Louise Michelle Rosenblatt (23 August 1904 in Atlantic City, New Jersey – 8 February 2005 in Arlington, Virginia) was an American university professor. She is best known as a researcher into the teaching of literature.
Rosenblatt was born in Atlantic City to Jewish immigrant parents. She attended Barnard College, the women's college at Columbia University in New York City, receiving a Bachelor of Arts degree in 1925. Her roommate was Margaret Mead, the anthropologist, who urged her to study anthropology. She initially planned to travel to Samoa after graduation in order to do field research, but decided instead to continue her studies in France.

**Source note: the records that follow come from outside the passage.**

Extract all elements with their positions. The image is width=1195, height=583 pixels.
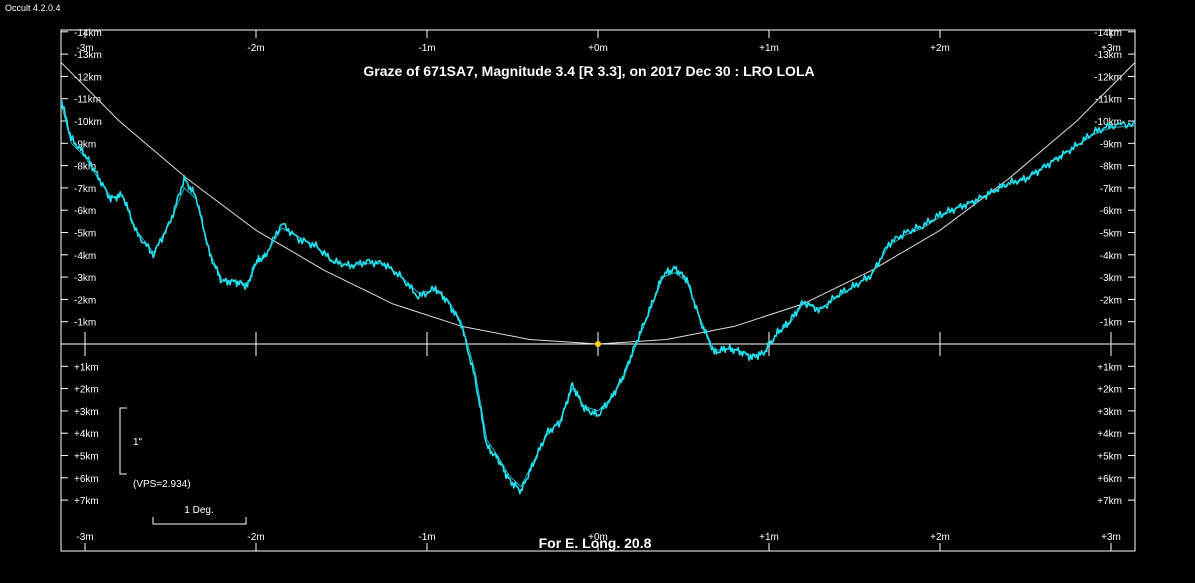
y-tick-label-left: -13km bbox=[74, 50, 102, 61]
y-tick-label-right: +4km bbox=[1097, 429, 1122, 440]
y-tick-label-left: -2km bbox=[74, 295, 96, 306]
x-tick-label-bottom: +2m bbox=[930, 532, 950, 543]
y-tick-label-left: -10km bbox=[74, 117, 102, 128]
y-tick-label-left: -1km bbox=[74, 318, 96, 329]
y-tick-label-left: +7km bbox=[74, 496, 99, 507]
y-tick-label-right: +1km bbox=[1097, 362, 1122, 373]
y-tick-label-right: -7km bbox=[1100, 184, 1122, 195]
x-tick-label-top: -1m bbox=[418, 43, 435, 54]
y-tick-label-right: +7km bbox=[1097, 496, 1122, 507]
x-tick-label-bottom: +1m bbox=[759, 532, 779, 543]
x-tick-label-top: +2m bbox=[930, 43, 950, 54]
y-tick-label-left: -8km bbox=[74, 162, 96, 173]
app-title: Occult 4.2.0.4 bbox=[5, 3, 61, 13]
y-tick-label-left: +5km bbox=[74, 452, 99, 463]
y-tick-label-right: -1km bbox=[1100, 318, 1122, 329]
series-layer bbox=[61, 61, 1135, 495]
y-tick-label-left: -3km bbox=[74, 273, 96, 284]
x-tick-label-bottom: -1m bbox=[418, 532, 435, 543]
horizontal-scale-bar bbox=[152, 517, 247, 525]
y-tick-label-right: -6km bbox=[1100, 206, 1122, 217]
y-tick-label-left: -5km bbox=[74, 229, 96, 240]
y-tick-label-right: -2km bbox=[1100, 295, 1122, 306]
y-tick-label-right: -9km bbox=[1100, 139, 1122, 150]
plot-frame bbox=[60, 29, 1136, 552]
y-tick-label-right: +5km bbox=[1097, 452, 1122, 463]
vps-note: (VPS=2.934) bbox=[133, 479, 191, 490]
x-tick-label-bottom: -3m bbox=[76, 532, 93, 543]
scale-bars: 1" (VPS=2.934) 1 Deg. bbox=[119, 407, 247, 525]
y-tick-label-right: -4km bbox=[1100, 251, 1122, 262]
vertical-scale-bar bbox=[119, 407, 127, 475]
y-tick-label-right: +6km bbox=[1097, 474, 1122, 485]
y-tick-label-right: -3km bbox=[1100, 273, 1122, 284]
y-tick-label-left: -4km bbox=[74, 251, 96, 262]
y-tick-label-left: -7km bbox=[74, 184, 96, 195]
x-tick-label-bottom: +3m bbox=[1101, 532, 1121, 543]
y-tick-label-left: +2km bbox=[74, 385, 99, 396]
star-point bbox=[595, 341, 601, 347]
y-tick-label-left: +4km bbox=[74, 429, 99, 440]
y-tick-label-right: -12km bbox=[1094, 72, 1122, 83]
x-tick-label-top: +0m bbox=[588, 43, 608, 54]
smoothed-profile-series bbox=[61, 100, 1135, 488]
vertical-scale-label: 1" bbox=[133, 437, 143, 448]
y-tick-label-left: -6km bbox=[74, 206, 96, 217]
y-tick-label-left: -12km bbox=[74, 72, 102, 83]
x-tick-label-top: +3m bbox=[1101, 43, 1121, 54]
x-tick-label-top: +1m bbox=[759, 43, 779, 54]
y-tick-label-left: +1km bbox=[74, 362, 99, 373]
axis-labels: -3m -3m -2m -2m -1m -1m +0m +0m +1m +1m +2m +2m +3m +… bbox=[74, 28, 1122, 543]
y-tick-label-right: -8km bbox=[1100, 162, 1122, 173]
x-tick-label-top: -3m bbox=[76, 43, 93, 54]
x-tick-label-top: -2m bbox=[247, 43, 264, 54]
y-tick-label-right: -5km bbox=[1100, 229, 1122, 240]
y-tick-label-right: -14km bbox=[1094, 28, 1122, 39]
x-tick-label-bottom: +0m bbox=[588, 532, 608, 543]
limb-profile-series bbox=[61, 97, 1135, 495]
y-tick-label-left: -9km bbox=[74, 139, 96, 150]
chart-footer: For E. Long. 20.8 bbox=[539, 535, 652, 551]
y-tick-label-left: -11km bbox=[74, 95, 101, 106]
y-tick-label-right: -11km bbox=[1095, 95, 1122, 106]
y-tick-label-right: +2km bbox=[1097, 385, 1122, 396]
horizontal-scale-label: 1 Deg. bbox=[184, 505, 213, 516]
axis-ticks bbox=[61, 30, 1135, 551]
y-tick-label-left: +6km bbox=[74, 474, 99, 485]
y-tick-label-left: -14km bbox=[74, 28, 102, 39]
y-tick-label-right: -13km bbox=[1094, 50, 1122, 61]
chart-title: Graze of 671SA7, Magnitude 3.4 [R 3.3], … bbox=[363, 63, 814, 79]
y-tick-label-left: +3km bbox=[74, 407, 99, 418]
y-tick-label-right: +3km bbox=[1097, 407, 1122, 418]
x-tick-label-bottom: -2m bbox=[247, 532, 264, 543]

In Paris, she met French author André Gide and American expatriates Gertrude Stein and Robert Penn Warren.
Rosenblatt obtained a Certitude d'etudes Françaises from the University of Grenoble in 1926. She continued her studies in Paris, receiving a PhD in Comparative Literature from the Sorbonne in 1931.
Rosenblatt published her first book in 1931. It was written in French and examined the "art for art's sake" movement that had stirred England in the latter portion of the nineteenth century.
Rosenblatt was enrolled as an instructor at Barnard College in 1931, and remained on the college's rolls through 1938. In 1938 she transferred to Brooklyn College, and remained on that college's rolls through 1948. In 1948 she became a Professor of English Education at New York University's School of Education, where she remained until her retirement in 1972. She retired to Princeton, New Jersey. In 2002 she moved to Arlington, Virginia, to live with her son Jonathan. She died of congestive heart failure at the Virginia Hospital Center in Arlington on 8 February 2005.